No notarían la ausencia de un frasco o dos ¿verdad?
—¿Alteza?, ¿qué hace aquí?— La voz grave del recién designado archivista real lo trajo de regreso a la realidad. El susto era un susto halcón de baja estatura, comparado con los reyes (Aún así, seguía siento más alto que Hernevalito), de plumaje gris azulado y rostro de lechuza.
—Buenos días, archivista Rosaldivo—, saludó el príncipe, recordando que debía ser educado (y que siempre le ayudaba a salirse con la suya).
—Buenos días, joven príncipe. Dígame, ¿qué lo trae al archivo? Si está buscando algún otro libro sobre Enkara, acabamos de terminar una copia del códice Ceimulián ¿o busca algo más antiguo?— El archivista lo miró con sospecha (quizá por la desaparición de aquél cofre lleno de manuscritos, pero nadie vió nada).

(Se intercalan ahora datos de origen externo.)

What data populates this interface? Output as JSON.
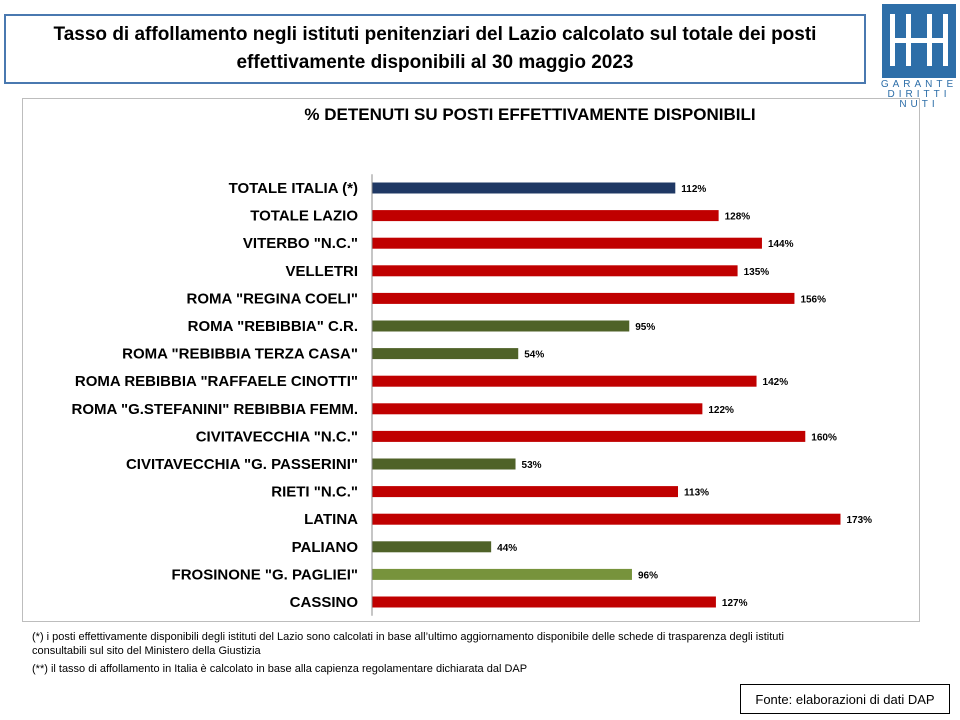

—¡Uy, ese no lo he leído…! Ah, digo… no, lo veré después. La…, la verdad yo… Ah, yo derramé mi tintero y ya no tengo tinta. Me preguntaba si podía tomar uno de sus frascos—. El susto entrecerró un poco los ojos, pero pareció satisfecho con las razones del pequeño.
—Claro, alteza. Por favor, sígame, si fuera tan amable…— El archivista dió media vuelta y Hernevalito lo siguió, cruzaron el scriptorium, el anexo de la biblioteca donde fungían sus funciones más arduas los archivistas y bibliotecarios. Estaba lleno de varias hileras de escritorios con superficies ajustables, inclinados de acuerdo a las necesidades de cada uno de los sustos aprendices (algunos usaban las capuchas anaranjadas de los bibliotecarios y otros las amarillas de los archivistas, todos haciendo ejercicios de copistas y encuadernación).
Del otro lado, pasaron por una puerta que llevó a la bodega de los archivistas, ahí había varios estantes y alacenas cubriendo las paredes (presumiblemente, llenos de materiales y herramientas de escritura). En el centro, había una sola mesa con objetos que, probablemente, estaban esperando por un lugar designado: buriles, punzones, cálamos, estilos y plumas de diferentes tipos; frascos grandes con delicadas láminas doradas y plateadas, algunos llenos con polvos de colores y otros con líquidos (cada uno con su respectiva etiqueta atada a la tapa), carretes de hilo, y también… libros, tomos sin título en su lomo cuyo canto era tan blanco y liso como un bloque de marfíl.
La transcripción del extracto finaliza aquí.